Re: Duran legacy?
In the 70s Duran was a monster, a phenomenon, he just got better and better.
Some of us suggest he peaked when beating Palomino; the majority say his first (big) fight in the 80s (Leonard) was his best; either way going into Montreal Duran was 72-1; the defeat avenged twice.
And then the King of Machismo (sorry Hector) quit in a fight he was losing but hardly being destroyed in...
Duran was finished, but he carried on, and frankly it got worst; Benitez beat him easy and then the quirky Laing embarrassed him.
At an all time low Duran was brought in as cannon fodder for Cuevas, but Duran defied the critics and beat the former champ, but many, perhaps rightly suggested that Cuevas was shot himself and a matchup with the new sensation Davey Moore would be the finale for Duran.
When the fight came Duran thought as well as he had for three years and dismantled the much hyped Moore in eight, a sort of redemption had been earned for Montreal, but still...

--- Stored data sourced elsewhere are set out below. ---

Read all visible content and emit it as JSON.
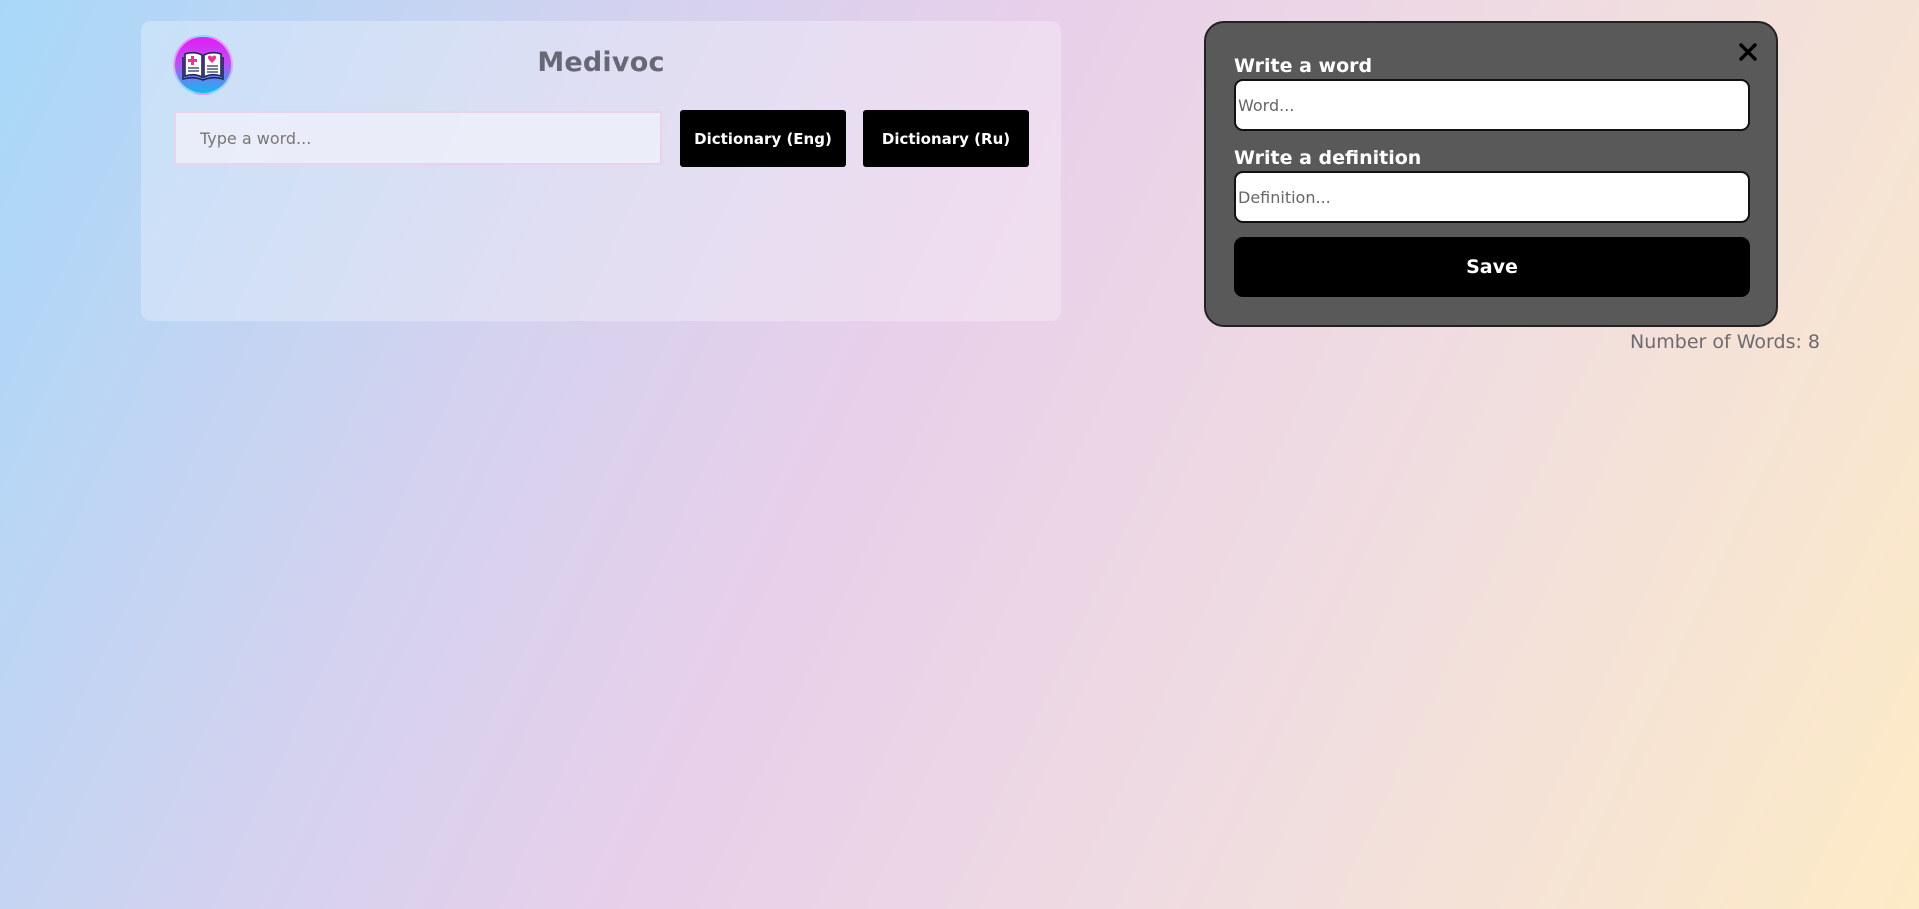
{
  "app": {
    "title": "Medivoc"
  },
  "search": {
    "placeholder": "Type a word...",
    "value": ""
  },
  "buttons": {
    "dictionary_eng": "Dictionary (Eng)",
    "dictionary_ru": "Dictionary (Ru)"
  },
  "modal": {
    "close_icon": "close-icon",
    "word_label": "Write a word",
    "word_placeholder": "Word...",
    "definition_label": "Write a definition",
    "definition_placeholder": "Definition...",
    "save_label": "Save"
  },
  "stats": {
    "word_count_text": "Number of Words: 8"
  },
  "icons": {
    "logo": "book-medical-icon"
  },
  "colors": {
    "button_bg": "#000000",
    "modal_bg": "#595959",
    "title_color": "#676776"
  }
}
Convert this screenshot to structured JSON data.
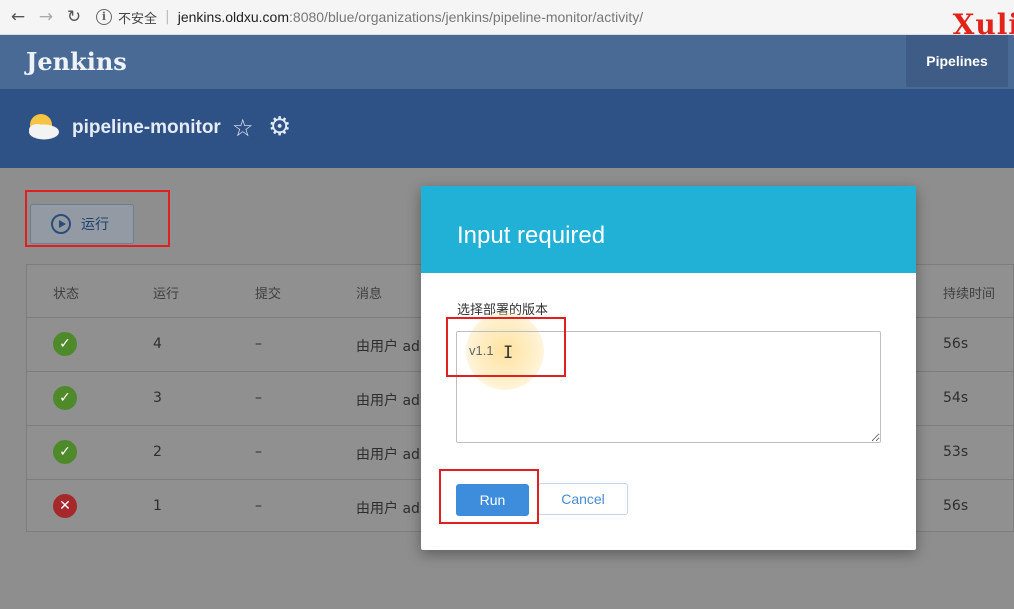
{
  "browser": {
    "back_icon": "←",
    "forward_icon": "→",
    "reload_icon": "↻",
    "info_icon": "i",
    "insecure_label": "不安全",
    "separator": "|",
    "url_host": "jenkins.oldxu.com",
    "url_rest": ":8080/blue/organizations/jenkins/pipeline-monitor/activity/"
  },
  "watermark": "Xuli",
  "header": {
    "logo": "Jenkins",
    "pipelines_tab": "Pipelines"
  },
  "pipeline": {
    "name": "pipeline-monitor",
    "star_icon": "☆",
    "gear_icon": "⚙"
  },
  "run_button_label": "运行",
  "table": {
    "headers": {
      "status": "状态",
      "run": "运行",
      "commit": "提交",
      "message": "消息",
      "duration": "持续时间"
    },
    "rows": [
      {
        "status": "success",
        "status_glyph": "✓",
        "run": "4",
        "commit": "–",
        "message": "由用户 ad",
        "duration": "56s"
      },
      {
        "status": "success",
        "status_glyph": "✓",
        "run": "3",
        "commit": "–",
        "message": "由用户 ad",
        "duration": "54s"
      },
      {
        "status": "success",
        "status_glyph": "✓",
        "run": "2",
        "commit": "–",
        "message": "由用户 ad",
        "duration": "53s"
      },
      {
        "status": "failed",
        "status_glyph": "✕",
        "run": "1",
        "commit": "–",
        "message": "由用户 ad",
        "duration": "56s"
      }
    ]
  },
  "modal": {
    "title": "Input required",
    "input_label": "选择部署的版本",
    "input_value": "v1.1",
    "text_cursor": "I",
    "run_label": "Run",
    "cancel_label": "Cancel"
  },
  "colors": {
    "header": "#4a6a96",
    "pipeline_bar": "#2e5286",
    "modal_header": "#22b1d6",
    "run_button": "#3e8ddd",
    "success": "#4e8a2a",
    "failed": "#a5282b",
    "annotation": "#e02020"
  }
}
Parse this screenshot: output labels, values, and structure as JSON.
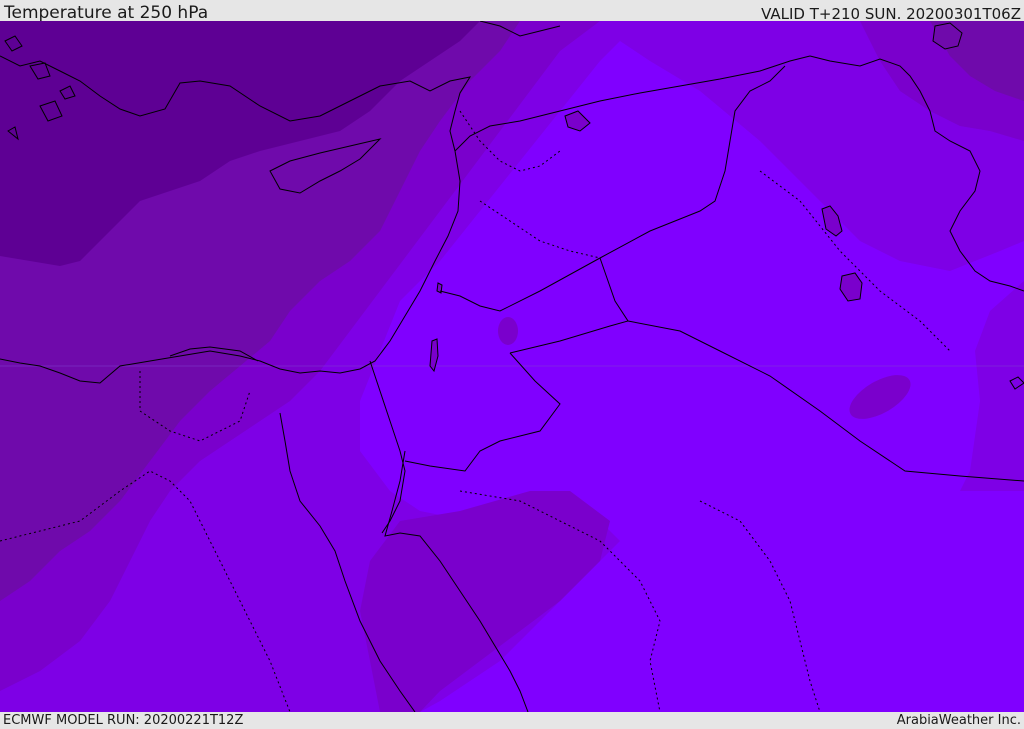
{
  "header": {
    "title": "Temperature at 250 hPa",
    "valid": "VALID T+210 SUN. 20200301T06Z"
  },
  "footer": {
    "model_run": "ECMWF MODEL RUN: 20200221T12Z",
    "credit": "ArabiaWeather Inc."
  },
  "colors": {
    "band_coldest": "#5e0094",
    "band_cold": "#6f0aab",
    "band_cool": "#7a00cc",
    "band_mild": "#7e00e6",
    "band_warm": "#8000ff",
    "coast_line": "#000000",
    "border_line": "#000000"
  }
}
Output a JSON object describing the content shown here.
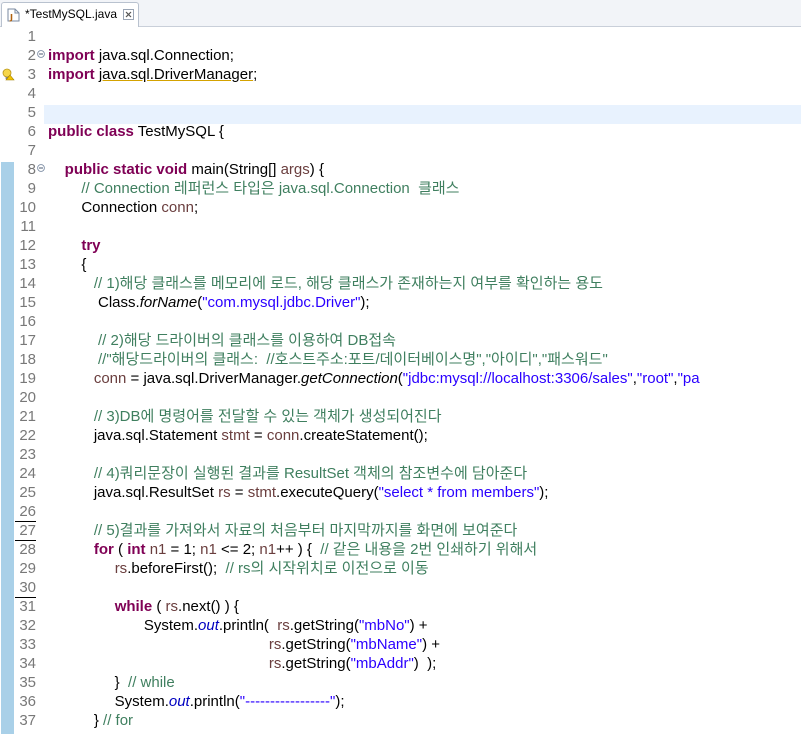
{
  "tab": {
    "label": "*TestMySQL.java",
    "icon": "java-file-icon",
    "close_icon": "close-icon"
  },
  "editor": {
    "lines": [
      {
        "no": "1"
      },
      {
        "no": "2",
        "fold": "minus",
        "segs": [
          [
            "kw",
            "import"
          ],
          [
            "n",
            " java.sql.Connection;"
          ]
        ]
      },
      {
        "no": "3",
        "warn": true,
        "segs": [
          [
            "kw",
            "import"
          ],
          [
            "n",
            " "
          ],
          [
            "ul",
            "java.sql.DriverManager"
          ],
          [
            "n",
            ";"
          ]
        ]
      },
      {
        "no": "4"
      },
      {
        "no": "5",
        "current": true
      },
      {
        "no": "6",
        "segs": [
          [
            "kw",
            "public"
          ],
          [
            "n",
            " "
          ],
          [
            "kw",
            "class"
          ],
          [
            "n",
            " TestMySQL {"
          ]
        ]
      },
      {
        "no": "7"
      },
      {
        "no": "8",
        "fold": "minus",
        "segs": [
          [
            "n",
            "    "
          ],
          [
            "kw",
            "public"
          ],
          [
            "n",
            " "
          ],
          [
            "kw",
            "static"
          ],
          [
            "n",
            " "
          ],
          [
            "kw",
            "void"
          ],
          [
            "n",
            " main(String[] "
          ],
          [
            "vr",
            "args"
          ],
          [
            "n",
            ") {"
          ]
        ]
      },
      {
        "no": "9",
        "segs": [
          [
            "n",
            "        "
          ],
          [
            "cm",
            "// Connection 레퍼런스 타입은 java.sql.Connection  클래스"
          ]
        ]
      },
      {
        "no": "10",
        "segs": [
          [
            "n",
            "        Connection "
          ],
          [
            "vr",
            "conn"
          ],
          [
            "n",
            ";"
          ]
        ]
      },
      {
        "no": "11"
      },
      {
        "no": "12",
        "segs": [
          [
            "n",
            "        "
          ],
          [
            "kw",
            "try"
          ]
        ]
      },
      {
        "no": "13",
        "segs": [
          [
            "n",
            "        {"
          ]
        ]
      },
      {
        "no": "14",
        "segs": [
          [
            "n",
            "           "
          ],
          [
            "cm",
            "// 1)해당 클래스를 메모리에 로드, 해당 클래스가 존재하는지 여부를 확인하는 용도"
          ]
        ]
      },
      {
        "no": "15",
        "segs": [
          [
            "n",
            "            Class."
          ],
          [
            "it",
            "forName"
          ],
          [
            "n",
            "("
          ],
          [
            "st",
            "\"com.mysql.jdbc.Driver\""
          ],
          [
            "n",
            ");"
          ]
        ]
      },
      {
        "no": "16"
      },
      {
        "no": "17",
        "segs": [
          [
            "n",
            "            "
          ],
          [
            "cm",
            "// 2)해당 드라이버의 클래스를 이용하여 DB접속"
          ]
        ]
      },
      {
        "no": "18",
        "segs": [
          [
            "n",
            "            "
          ],
          [
            "cm",
            "//\"해당드라이버의 클래스:  //호스트주소:포트/데이터베이스명\",\"아이디\",\"패스워드\""
          ]
        ]
      },
      {
        "no": "19",
        "segs": [
          [
            "n",
            "           "
          ],
          [
            "vr",
            "conn"
          ],
          [
            "n",
            " = java.sql.DriverManager."
          ],
          [
            "it",
            "getConnection"
          ],
          [
            "n",
            "("
          ],
          [
            "st",
            "\"jdbc:mysql://localhost:3306/sales\""
          ],
          [
            "n",
            ","
          ],
          [
            "st",
            "\"root\""
          ],
          [
            "n",
            ","
          ],
          [
            "st",
            "\"pa"
          ]
        ]
      },
      {
        "no": "20"
      },
      {
        "no": "21",
        "segs": [
          [
            "n",
            "           "
          ],
          [
            "cm",
            "// 3)DB에 명령어를 전달할 수 있는 객체가 생성되어진다"
          ]
        ]
      },
      {
        "no": "22",
        "segs": [
          [
            "n",
            "           java.sql.Statement "
          ],
          [
            "vr",
            "stmt"
          ],
          [
            "n",
            " = "
          ],
          [
            "vr",
            "conn"
          ],
          [
            "n",
            ".createStatement();"
          ]
        ]
      },
      {
        "no": "23"
      },
      {
        "no": "24",
        "segs": [
          [
            "n",
            "           "
          ],
          [
            "cm",
            "// 4)쿼리문장이 실행된 결과를 ResultSet 객체의 참조변수에 담아준다"
          ]
        ]
      },
      {
        "no": "25",
        "segs": [
          [
            "n",
            "           java.sql.ResultSet "
          ],
          [
            "vr",
            "rs"
          ],
          [
            "n",
            " = "
          ],
          [
            "vr",
            "stmt"
          ],
          [
            "n",
            ".executeQuery("
          ],
          [
            "st",
            "\"select * from members\""
          ],
          [
            "n",
            ");"
          ]
        ]
      },
      {
        "no": "26"
      },
      {
        "no": "27",
        "mark": true,
        "segs": [
          [
            "n",
            "           "
          ],
          [
            "cm",
            "// 5)결과를 가져와서 자료의 처음부터 마지막까지를 화면에 보여준다"
          ]
        ]
      },
      {
        "no": "28",
        "mark": true,
        "segs": [
          [
            "n",
            "           "
          ],
          [
            "kw",
            "for"
          ],
          [
            "n",
            " ( "
          ],
          [
            "kw",
            "int"
          ],
          [
            "n",
            " "
          ],
          [
            "vr",
            "n1"
          ],
          [
            "n",
            " = 1; "
          ],
          [
            "vr",
            "n1"
          ],
          [
            "n",
            " <= 2; "
          ],
          [
            "vr",
            "n1"
          ],
          [
            "n",
            "++ ) {  "
          ],
          [
            "cm",
            "// 같은 내용을 2번 인쇄하기 위해서"
          ]
        ]
      },
      {
        "no": "29",
        "segs": [
          [
            "n",
            "                "
          ],
          [
            "vr",
            "rs"
          ],
          [
            "n",
            ".beforeFirst();  "
          ],
          [
            "cm",
            "// rs의 시작위치로 이전으로 이동"
          ]
        ]
      },
      {
        "no": "30"
      },
      {
        "no": "31",
        "mark": true,
        "segs": [
          [
            "n",
            "                "
          ],
          [
            "kw",
            "while"
          ],
          [
            "n",
            " ( "
          ],
          [
            "vr",
            "rs"
          ],
          [
            "n",
            ".next() ) {"
          ]
        ]
      },
      {
        "no": "32",
        "segs": [
          [
            "n",
            "                       System."
          ],
          [
            "fd",
            "out"
          ],
          [
            "n",
            ".println(  "
          ],
          [
            "vr",
            "rs"
          ],
          [
            "n",
            ".getString("
          ],
          [
            "st",
            "\"mbNo\""
          ],
          [
            "n",
            ") +"
          ]
        ]
      },
      {
        "no": "33",
        "segs": [
          [
            "n",
            "                                                     "
          ],
          [
            "vr",
            "rs"
          ],
          [
            "n",
            ".getString("
          ],
          [
            "st",
            "\"mbName\""
          ],
          [
            "n",
            ") +"
          ]
        ]
      },
      {
        "no": "34",
        "segs": [
          [
            "n",
            "                                                     "
          ],
          [
            "vr",
            "rs"
          ],
          [
            "n",
            ".getString("
          ],
          [
            "st",
            "\"mbAddr\""
          ],
          [
            "n",
            ")  );"
          ]
        ]
      },
      {
        "no": "35",
        "segs": [
          [
            "n",
            "                }  "
          ],
          [
            "cm",
            "// while"
          ]
        ]
      },
      {
        "no": "36",
        "segs": [
          [
            "n",
            "                System."
          ],
          [
            "fd",
            "out"
          ],
          [
            "n",
            ".println("
          ],
          [
            "st",
            "\"-----------------\""
          ],
          [
            "n",
            ");"
          ]
        ]
      },
      {
        "no": "37",
        "segs": [
          [
            "n",
            "           } "
          ],
          [
            "cm",
            "// for"
          ]
        ]
      }
    ]
  },
  "colors": {
    "keyword": "#7f0055",
    "comment": "#3f7f5f",
    "string": "#2a00ff",
    "field": "#0000c0",
    "current_line": "#e8f2fe",
    "range": "#a9d0e8"
  }
}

Duran then stepped up and fought the Marvelous One and gave him battle; well done hands of stone, a good way to finish... But no.
Hearns was next and he destroyed Duran, it was a little embarrassing, even more so in some ways than Montreal. Duran refused to call it a day though and things went downhill as Hagler's younger brother, Robbie Sims beat him; and sluggish wins over win contenders were not anything special.
But Duran had a name and Iran Barkley coming off the first win over Hearns needed a body, Duran fit the bill. The hope was Duran would lose with a bit of dignity, but he stood little to no chance over the primed Blade.
And then it happened; Duran fought as good as he had for six years and finally redeemed himself after Montreal, winning a brutal war.
And that is why I think only Robinson, Armstrong and perhaps Greb are better fighters pound for pound in the history of Queensberry Rules boxing.
Last edited by Britkid; 03-04-2016 at 04:38 AM.
"Boxing is like jazz. The better it is, the less people appreciate it."